BACKGROUND: Genomic analyses of DIPG have been so far mostly performed on autopsy samples or in retrospective studies. In the frame of the BIOMEDE randomized trial of three targeted therapies (erlotinib, everolimus, dasatinib) based on three biomarkers (EGFR, PTEN and PDGFRA respectively), a systematic whole exome and RNA sequencing of stereotactic biopsies was performed at diagnosis. These analyses were implemented to inform the results of the trial and define additional targets that could be used to guide therapies at relapse. PATIENTS AND METHODS: The results of the first 100 patients from France, Denmark and Belgium are presented. Seventy-five percent of the samples could be profiled for DNA &/or RNA, no frozen material was available for 6% of the tumors and only one sample was not contributive. RESULTS: Tumor samples from all but one patients included in the study on the basis of histology showed a loss of H3-K27 trimethylation. With respect to histone H3-K27M mutation, 75% of the samples were mutated in the H3F3A gene, 17% in the HIST1H3B gene and 8% were wild-type for all histone H3 genes. TP53 or PPM1D mutations were identified in 75% of H3F3A-K27M DIPG while never found in HIST1H3B-K27M tumours. ACVR1 mutations were almost exclusively found in HIST1H3B-K27M mutated samples, except for two histone H3 wild-type and one H3F3A-K27M mutated samples.
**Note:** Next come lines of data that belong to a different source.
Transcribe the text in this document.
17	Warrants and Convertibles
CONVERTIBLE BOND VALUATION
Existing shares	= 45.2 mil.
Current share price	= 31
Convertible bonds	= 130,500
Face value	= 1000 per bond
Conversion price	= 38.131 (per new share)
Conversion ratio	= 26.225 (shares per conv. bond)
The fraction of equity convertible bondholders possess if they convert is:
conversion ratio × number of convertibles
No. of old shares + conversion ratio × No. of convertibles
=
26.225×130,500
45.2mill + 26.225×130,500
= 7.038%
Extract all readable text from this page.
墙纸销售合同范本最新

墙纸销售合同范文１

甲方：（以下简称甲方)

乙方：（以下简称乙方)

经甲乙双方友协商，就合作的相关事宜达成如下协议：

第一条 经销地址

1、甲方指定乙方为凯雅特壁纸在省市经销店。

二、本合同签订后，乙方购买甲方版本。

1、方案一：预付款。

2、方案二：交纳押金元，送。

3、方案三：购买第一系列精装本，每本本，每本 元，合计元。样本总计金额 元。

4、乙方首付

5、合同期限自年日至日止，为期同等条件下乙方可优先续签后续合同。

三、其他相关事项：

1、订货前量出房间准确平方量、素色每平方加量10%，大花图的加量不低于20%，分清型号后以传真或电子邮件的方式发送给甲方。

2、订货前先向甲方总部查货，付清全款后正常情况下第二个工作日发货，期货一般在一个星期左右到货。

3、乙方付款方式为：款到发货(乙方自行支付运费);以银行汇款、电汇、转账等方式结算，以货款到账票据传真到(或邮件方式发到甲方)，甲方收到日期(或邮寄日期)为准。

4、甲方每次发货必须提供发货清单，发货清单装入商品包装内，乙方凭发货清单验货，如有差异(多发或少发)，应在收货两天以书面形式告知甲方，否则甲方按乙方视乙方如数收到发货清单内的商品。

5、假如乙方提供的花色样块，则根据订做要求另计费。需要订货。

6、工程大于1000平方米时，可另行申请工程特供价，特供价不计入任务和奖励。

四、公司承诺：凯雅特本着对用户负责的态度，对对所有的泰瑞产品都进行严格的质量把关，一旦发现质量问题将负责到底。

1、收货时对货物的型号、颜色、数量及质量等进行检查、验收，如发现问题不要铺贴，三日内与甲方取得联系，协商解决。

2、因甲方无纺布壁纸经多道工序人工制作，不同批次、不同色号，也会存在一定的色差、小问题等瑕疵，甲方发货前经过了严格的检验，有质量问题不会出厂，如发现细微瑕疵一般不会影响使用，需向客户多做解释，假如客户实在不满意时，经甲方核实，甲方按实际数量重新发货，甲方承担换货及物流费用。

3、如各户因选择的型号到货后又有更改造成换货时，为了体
Receptor Tyrosine-Kinases mutations or amplifications were restricted to H3F3A-K27M DIPG. Most tumors showed copy number variations. But gains of chromosome 1q and whole chromosome 2 were more frequent in the HIST1H3B-K27M mutated samples. On the opposite, chromothripsis-like structural copy number aberrations mostly affected TP53 or PPM1D mutated samples. Translocations were only rarely identified and none was recurrent. CONCLUSION: This study refines the description of the differences in the subtypes of DIPG and may support specific treatment adaptations with respect to potential biomarkers.